Re: A case

From: Robert J. Woolley (wooll005@gold.tc.umn.edu)
Thu Dec 5 16:59:49 1996


In message <199612032021.MAA16945@unixg.ubc.ca> writes: >
> NEJM June 11 1992 pp1587 - 1592
>
> In the abstract:
> Conclusions: In post-term pregnancy, the induction of labour results in a
> lower rate of cesarean section than serial antenatal monitoring ...
>
> in the discussion:
> If anything therefore, a policy of inducing labor in post-term pregnancy
> may decrease the perinatal mortality rate.
>
> In a SOGC Committee Opinion (simmilar to ACOG committee opinions)
> (Principle author Mary Hannah, same as the NEJM article)
>
> Summary:
> Women who reach 41 weeks gestation should be appropriately counselled
> regarding the higher risk to themselves and to their babies if they should
> pursue a policy of expectant management. These results suggest that a
> policy of induction is, in general, to be preferred.
>
> So, does the skeptic counsel his patients that they are at higher risk if
> they are managed expectantly over 41 weeks?

No, because that has not been demonstrated. Your quotations from the study are a bit too selective for my taste.

"Because our trial did not use blinding, the differences in the rates of cesarean section may have been due to differences in the interpretation of fetal heart-rate tracings. A physician may be more likely to perform a cesarean section at 32 weeks of gestation than at 41 weeks, or when labor has been induced."

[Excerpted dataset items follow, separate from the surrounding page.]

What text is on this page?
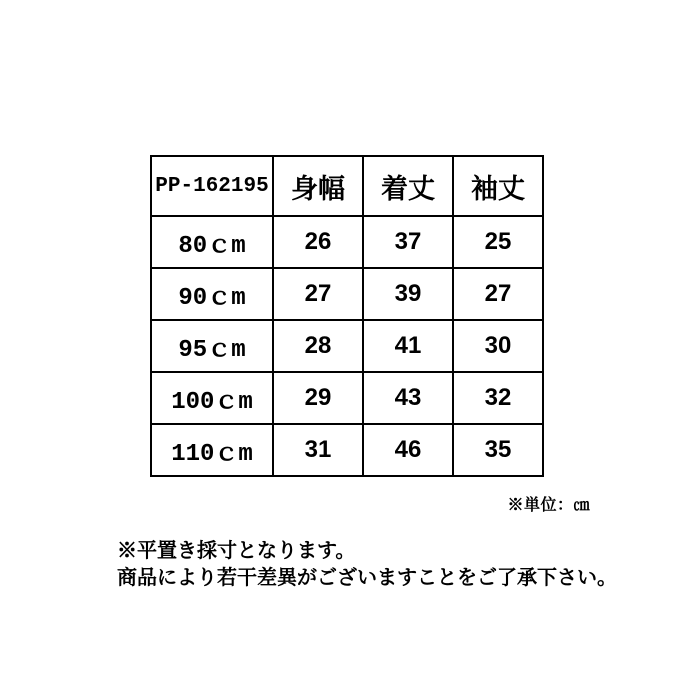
PP-162195	身幅	着丈	袖丈
80ｃm	26	37	25
90ｃm	27	39	27
95ｃm	28	41	30
100ｃm	29	43	32
110ｃm	31	46	35
※単位：㎝
※平置き採寸となります。
商品により若干差異がございますことをご了承下さい。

The accompanying editorial shared this perspective: "Hannah et al note with caution that the urge to perform a cesarean section may hve influenced the clinicians in the expectant-management group, since they may have anticipated placental insufficiency in these women. In addition, the study was ocnducted at many centers, and fetal distress was not defined in a way that ensured it was the same at each center. Thus, since perinatal morbidity and mortality were similar in the two groups, this study does not resolve the issue of which approach is preferable in terms of these outcomes.... Thus, despite many attempts to examine out practices, no single method of treatment has emerged as the standard of care for women with post-term pregnancies."

Your quotation of "> If anything therefore, a policy of inducing labor in post-term pregnancy > may decrease the perinatal mortality rate" is not discussing the Hannah study
alone, but was arrived at by simple addition of deaths from their study (2 total) and those in the Oxford (now Cochrane) database. Obviously, this is not a formal meta-analysis, and there is no easy way to check for comparability of enrolled patients, interventions, and outcome assessments between studies.

I notice that you completely omitted mentioning the primary outcome of the study: that there was no significant difference in perinatal morbidity and mortality between the management group. Perhaps you overlooked this point in your reading.

In short, there is, IMHO, no substantial justification for your assertion that patients "are at higher risk if they are managed expectantly over 41 weeks," and if you are so informing your patients, you are giving them questionable, if not outright erroneous, information. You are also setting them up for unjustified worrying should induction fail and the pregnancy continue.

But I am not hard-nosed about remaining non-interventionist in this situation (assuming a high degree of confidence in establishing the EDC). I explain that watchful waiting and induction have equivalent outcomes, and leave the decision with the patient. And yes, they usually choose induction.

Committee opinions can never be better than the hard data on which they are based. When, as in this case, they go beyond what the evidence actually demonstrates, they are worth far less than the primary data.